Hopefully, throughout their years in public education, the Class of 2019 not only obtained the academic foundation they need to succeed, but the ability to face failure as a learning experience. Every one of our graduates will fail in the future. Using that failure as a stepping stone is key to future success. But have we taught them that? Too often parents are unwilling to allow their child to fail. They are quick to “come to the rescue” and smooth the way for their child. This does more harm than good. Children need to learn to deal with failure in a positive way because failure is a part of life. None of us succeed at everything we do.

Dealing with change and failure are skills our children need to function in life. The issue of mental health continues to be a serious concern for our students and our teachers. Anxiety plagues our students, and with summer vacation beginning shortly, it can intensify.
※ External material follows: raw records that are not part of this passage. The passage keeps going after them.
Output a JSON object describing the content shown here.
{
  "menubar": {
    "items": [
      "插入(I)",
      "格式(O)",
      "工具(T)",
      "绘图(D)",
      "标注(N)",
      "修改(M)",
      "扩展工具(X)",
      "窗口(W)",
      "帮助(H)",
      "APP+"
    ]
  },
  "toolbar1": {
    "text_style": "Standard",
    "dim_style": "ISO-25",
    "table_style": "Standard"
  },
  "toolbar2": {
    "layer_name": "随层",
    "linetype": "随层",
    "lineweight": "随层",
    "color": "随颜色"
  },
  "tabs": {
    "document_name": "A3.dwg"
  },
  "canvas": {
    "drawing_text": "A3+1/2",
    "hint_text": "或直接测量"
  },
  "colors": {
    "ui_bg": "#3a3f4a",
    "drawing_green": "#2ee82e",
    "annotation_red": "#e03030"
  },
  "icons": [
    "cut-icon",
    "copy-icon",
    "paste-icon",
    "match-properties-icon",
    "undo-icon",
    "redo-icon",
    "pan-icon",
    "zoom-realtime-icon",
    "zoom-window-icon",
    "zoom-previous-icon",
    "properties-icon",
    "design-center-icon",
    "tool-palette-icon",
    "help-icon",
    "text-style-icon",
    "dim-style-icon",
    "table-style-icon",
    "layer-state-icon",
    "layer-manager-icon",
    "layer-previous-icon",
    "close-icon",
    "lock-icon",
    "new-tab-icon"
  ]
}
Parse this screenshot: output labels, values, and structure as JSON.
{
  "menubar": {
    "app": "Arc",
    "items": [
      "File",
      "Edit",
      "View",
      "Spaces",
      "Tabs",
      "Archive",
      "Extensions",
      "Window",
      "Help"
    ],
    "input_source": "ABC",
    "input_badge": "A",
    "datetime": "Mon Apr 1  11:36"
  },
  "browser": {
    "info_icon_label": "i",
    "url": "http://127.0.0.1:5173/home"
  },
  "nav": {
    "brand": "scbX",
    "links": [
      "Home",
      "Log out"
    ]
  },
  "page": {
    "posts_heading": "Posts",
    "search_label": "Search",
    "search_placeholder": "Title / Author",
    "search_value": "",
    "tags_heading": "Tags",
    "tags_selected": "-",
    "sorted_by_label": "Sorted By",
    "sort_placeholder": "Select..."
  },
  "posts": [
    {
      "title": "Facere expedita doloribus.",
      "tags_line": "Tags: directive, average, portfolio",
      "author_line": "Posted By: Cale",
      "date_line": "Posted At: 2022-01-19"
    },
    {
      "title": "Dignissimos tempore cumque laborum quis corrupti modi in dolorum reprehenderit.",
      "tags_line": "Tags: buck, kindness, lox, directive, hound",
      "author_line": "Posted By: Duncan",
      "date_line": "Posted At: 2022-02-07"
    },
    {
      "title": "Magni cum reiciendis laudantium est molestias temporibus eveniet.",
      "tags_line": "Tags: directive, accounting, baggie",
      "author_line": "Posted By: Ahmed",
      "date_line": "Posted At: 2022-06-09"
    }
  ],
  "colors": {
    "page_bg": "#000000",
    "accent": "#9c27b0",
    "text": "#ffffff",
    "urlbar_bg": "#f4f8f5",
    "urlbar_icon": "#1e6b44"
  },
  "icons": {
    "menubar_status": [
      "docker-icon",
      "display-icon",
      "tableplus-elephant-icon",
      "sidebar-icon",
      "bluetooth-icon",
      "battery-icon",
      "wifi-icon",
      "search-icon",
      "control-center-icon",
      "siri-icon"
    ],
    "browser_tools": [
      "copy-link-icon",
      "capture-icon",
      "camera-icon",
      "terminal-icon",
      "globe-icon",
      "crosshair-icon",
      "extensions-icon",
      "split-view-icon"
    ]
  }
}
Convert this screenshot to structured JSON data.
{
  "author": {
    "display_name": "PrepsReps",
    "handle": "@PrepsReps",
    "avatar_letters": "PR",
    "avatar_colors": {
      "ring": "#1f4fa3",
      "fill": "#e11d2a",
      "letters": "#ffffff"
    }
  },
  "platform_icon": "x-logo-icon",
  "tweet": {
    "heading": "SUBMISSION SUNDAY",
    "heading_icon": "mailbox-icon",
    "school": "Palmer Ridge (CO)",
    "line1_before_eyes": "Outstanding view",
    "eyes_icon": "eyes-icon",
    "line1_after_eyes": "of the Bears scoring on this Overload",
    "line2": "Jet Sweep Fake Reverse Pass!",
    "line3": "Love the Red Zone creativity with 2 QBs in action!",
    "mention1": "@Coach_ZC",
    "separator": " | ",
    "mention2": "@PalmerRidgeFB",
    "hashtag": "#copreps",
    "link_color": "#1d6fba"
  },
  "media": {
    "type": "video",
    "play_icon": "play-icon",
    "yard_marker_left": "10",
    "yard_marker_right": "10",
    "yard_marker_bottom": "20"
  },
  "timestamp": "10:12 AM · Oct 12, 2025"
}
Many of our students go home to unpleasant situations and do not have the “relief” of coming to school on a daily basis. Many don’t have regular meals over the summer. Thankfully, there are programs in the community which provide free meals for children 18 years old and younger during the summer.

Summer brings a less-structured schedule and, for some, that increases anxiety. Many students need the structure of a regular planned day. Summertime for others can be a chance to relax and escape the pressures of the school year. Parents need to be aware and provide support. There are numerous summer activities for children to stay involved and connected. Children who feel disconnected, overwhelmed, or lost can become depressed. They may choose destructive ways to escape their desperation. They can begin to have thoughts of suicide.

Suicide is the second leading cause of death for children between the ages of 10-18. We must take action to change this shocking statistic. We must start in elementary school to equip our students with the skills to adjust to the challenges they face. We must assure our children that seeking help for someone who’s in distress is the right thing to do. They will become adults with skills that will enable them to cope and may help them identify someone who could potentially do harm to others. Building these skills in our young people can lead to a society that is better prepared to face the increasing stress and challenges in the world today.

Elizabeth Hutchins is a former educator and Culpeper County School Board member.